Re: [RESOLVED] How to make colors different in a picture?
Originally Posted by dilettante
The background scenario for this is explained in the attachment's readme.txt file.
Basically there are PNG images with "price" captions to be extracted as text. These images tend to be fairly monochromatic but the contrast isn't perfect for OCR. Some have dark nearly black text on a light background, some are light nearly white text on a dark background.
Office MODI is used for OCR, and penultimate speed isn't needed. The real requirement was for relatively brief code that could be understood by a low-skill VB6 programmer. I think the "guy" is primarily a PHPer. In any case I got paid.
What I have works and met all requirements and expectations, but the recent thread here about "finding similar colors" made me wonder. Perhaps a better approach to contrast enhancement would help alleviate my concerns about the quality of the result.

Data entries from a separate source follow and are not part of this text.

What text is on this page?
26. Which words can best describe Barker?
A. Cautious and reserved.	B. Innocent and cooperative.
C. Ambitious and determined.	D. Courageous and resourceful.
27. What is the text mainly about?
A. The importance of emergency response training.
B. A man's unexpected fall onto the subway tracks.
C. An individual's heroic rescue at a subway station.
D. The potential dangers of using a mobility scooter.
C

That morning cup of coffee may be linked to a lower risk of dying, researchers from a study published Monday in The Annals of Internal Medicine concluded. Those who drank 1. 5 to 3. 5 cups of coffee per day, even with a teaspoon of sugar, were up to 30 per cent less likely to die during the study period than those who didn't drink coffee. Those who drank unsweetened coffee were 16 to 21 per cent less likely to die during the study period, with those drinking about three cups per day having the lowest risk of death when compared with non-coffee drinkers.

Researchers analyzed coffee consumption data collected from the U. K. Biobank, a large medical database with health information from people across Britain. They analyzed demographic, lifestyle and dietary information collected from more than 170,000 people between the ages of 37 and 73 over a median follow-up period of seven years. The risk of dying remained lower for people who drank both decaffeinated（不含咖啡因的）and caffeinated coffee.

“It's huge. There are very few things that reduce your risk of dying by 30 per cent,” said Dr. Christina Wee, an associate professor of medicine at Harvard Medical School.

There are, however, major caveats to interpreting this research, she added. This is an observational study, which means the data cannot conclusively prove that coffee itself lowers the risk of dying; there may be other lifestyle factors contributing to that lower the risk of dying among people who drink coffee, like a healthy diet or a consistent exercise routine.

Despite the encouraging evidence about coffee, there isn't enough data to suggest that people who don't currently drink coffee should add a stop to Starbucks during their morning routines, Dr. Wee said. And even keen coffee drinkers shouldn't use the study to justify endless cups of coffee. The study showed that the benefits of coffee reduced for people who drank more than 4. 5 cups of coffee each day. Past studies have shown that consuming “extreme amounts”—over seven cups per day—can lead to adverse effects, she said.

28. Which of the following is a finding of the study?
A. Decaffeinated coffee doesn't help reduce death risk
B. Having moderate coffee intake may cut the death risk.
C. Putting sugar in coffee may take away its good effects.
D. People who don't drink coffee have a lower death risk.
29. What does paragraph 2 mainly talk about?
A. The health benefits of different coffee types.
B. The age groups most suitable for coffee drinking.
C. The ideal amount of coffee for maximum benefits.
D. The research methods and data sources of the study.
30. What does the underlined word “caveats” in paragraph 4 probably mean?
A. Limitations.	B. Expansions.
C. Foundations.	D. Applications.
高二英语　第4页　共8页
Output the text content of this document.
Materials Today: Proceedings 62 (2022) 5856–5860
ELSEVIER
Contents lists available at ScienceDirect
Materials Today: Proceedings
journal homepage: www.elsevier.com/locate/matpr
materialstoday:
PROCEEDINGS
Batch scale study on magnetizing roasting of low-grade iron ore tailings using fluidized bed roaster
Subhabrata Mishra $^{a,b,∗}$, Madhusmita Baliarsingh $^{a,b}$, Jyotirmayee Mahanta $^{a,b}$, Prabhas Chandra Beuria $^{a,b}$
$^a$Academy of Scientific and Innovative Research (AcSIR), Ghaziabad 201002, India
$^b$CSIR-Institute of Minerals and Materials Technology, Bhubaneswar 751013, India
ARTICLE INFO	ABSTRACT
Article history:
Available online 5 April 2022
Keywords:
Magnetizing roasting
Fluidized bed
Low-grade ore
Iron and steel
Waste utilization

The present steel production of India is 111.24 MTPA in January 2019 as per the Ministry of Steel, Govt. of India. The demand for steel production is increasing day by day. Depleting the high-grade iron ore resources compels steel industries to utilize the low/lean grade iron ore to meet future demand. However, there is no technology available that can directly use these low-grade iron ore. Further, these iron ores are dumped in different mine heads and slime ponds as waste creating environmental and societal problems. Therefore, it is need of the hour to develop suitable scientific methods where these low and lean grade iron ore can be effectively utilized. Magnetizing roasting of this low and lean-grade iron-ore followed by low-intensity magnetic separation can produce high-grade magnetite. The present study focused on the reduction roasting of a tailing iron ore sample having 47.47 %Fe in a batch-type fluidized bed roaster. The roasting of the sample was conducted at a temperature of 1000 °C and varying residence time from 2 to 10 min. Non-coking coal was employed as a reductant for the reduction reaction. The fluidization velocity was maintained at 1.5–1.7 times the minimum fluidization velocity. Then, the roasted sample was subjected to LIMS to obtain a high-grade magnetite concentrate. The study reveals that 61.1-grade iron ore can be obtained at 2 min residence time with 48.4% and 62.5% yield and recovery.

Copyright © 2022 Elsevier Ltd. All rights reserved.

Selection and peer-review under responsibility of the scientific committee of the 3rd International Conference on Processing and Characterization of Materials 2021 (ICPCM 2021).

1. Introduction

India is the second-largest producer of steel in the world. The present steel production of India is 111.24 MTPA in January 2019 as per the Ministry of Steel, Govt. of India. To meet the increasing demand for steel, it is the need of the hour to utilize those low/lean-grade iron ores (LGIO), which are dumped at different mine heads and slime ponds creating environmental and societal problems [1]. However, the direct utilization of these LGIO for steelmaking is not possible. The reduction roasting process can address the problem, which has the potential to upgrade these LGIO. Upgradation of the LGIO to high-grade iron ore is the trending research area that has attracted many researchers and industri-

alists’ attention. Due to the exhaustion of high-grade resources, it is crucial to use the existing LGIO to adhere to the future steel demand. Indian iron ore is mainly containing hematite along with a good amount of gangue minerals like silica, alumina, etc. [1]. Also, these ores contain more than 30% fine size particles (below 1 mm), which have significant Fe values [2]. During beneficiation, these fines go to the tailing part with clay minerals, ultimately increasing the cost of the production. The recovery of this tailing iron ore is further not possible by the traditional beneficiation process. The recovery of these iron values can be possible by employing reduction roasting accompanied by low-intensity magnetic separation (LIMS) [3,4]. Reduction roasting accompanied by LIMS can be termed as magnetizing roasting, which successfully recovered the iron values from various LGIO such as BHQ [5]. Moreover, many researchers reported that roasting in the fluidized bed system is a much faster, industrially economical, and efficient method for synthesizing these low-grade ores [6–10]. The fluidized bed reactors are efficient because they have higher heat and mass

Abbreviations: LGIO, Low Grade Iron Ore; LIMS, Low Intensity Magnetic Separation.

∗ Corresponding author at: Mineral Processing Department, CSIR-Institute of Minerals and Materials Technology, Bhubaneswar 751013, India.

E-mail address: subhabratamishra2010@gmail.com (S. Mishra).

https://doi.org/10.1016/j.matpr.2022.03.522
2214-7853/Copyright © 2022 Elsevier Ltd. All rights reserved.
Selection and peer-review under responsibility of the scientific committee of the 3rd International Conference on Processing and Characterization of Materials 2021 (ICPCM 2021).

Here's what I'm doing in the version I'm toying with:
Code:
Private Sub Enhance(ByRef BmpFileBytes() As Byte)
Dim I As Long
Dim Sum As Integer
'Pixel "bits" are 32-bit RGBA format, leave A alone.
For I = SIZE_HEADERS To UBound(BmpFileBytes) Step 4
Sum = CInt(BmpFileBytes(I)) _
+ CInt(BmpFileBytes(I + 1)) _
+ CInt(BmpFileBytes(I + 2))
If Sum > CONTRAST_WHITE_THRESHOLD Then
BmpFileBytes(I) = 255
BmpFileBytes(I + 1) = 255
BmpFileBytes(I + 2) = 255
ElseIf Sum < CONTRAST_BLACK_THRESHOLD Then
BmpFileBytes(I) = 0
BmpFileBytes(I + 1) = 0
BmpFileBytes(I + 2) = 0
End If
Next
End Sub
Originally I changed all pixels between the two thresholds to [127, 127, 127] (gray) but leaving those pixels alone appears to give better OCR results.
However I really don't like the hackish nature of this part of the program:
Code:
Private Const CONFIDENCE_MINIMUM = 50 'MODI. Range is 0 to 999.
:
For Each Word In .Images(0).Layout.Words
With Word
Debug.Print .RecognitionConfidence, """" & .Text & """"
If .RecognitionConfidence >= CONFIDENCE_MINIMUM Then
If IsNumeric(.Text) Then
Text = Text & .Text & vbNewLine
End If
End If
End With
Next
I.e. I'd prefer to enhance the image quality enough to let me specify a much higher confidence level for filtering out noise hits. And I would really like to then eliminate the awful IsNumeric() test as well, without which I get junk slipping through.
OCR being what it is, and images from the wild being what they are... I'm not sure how much more can be done. I just thought that there might be a better algorithm for contrast enhancement of color images for OCR purposes.
To play with this you'll need Office XP (2002) or later for the MODI library and Windows Vista or later (or XP SP1 or later with WIA 2.0 installed).
The attachment is bulky due to the sample images it contains. You can focus on the OcrClient project and safely ignore the MiniServer project included unless you get curious. Again, see the readme.txt file.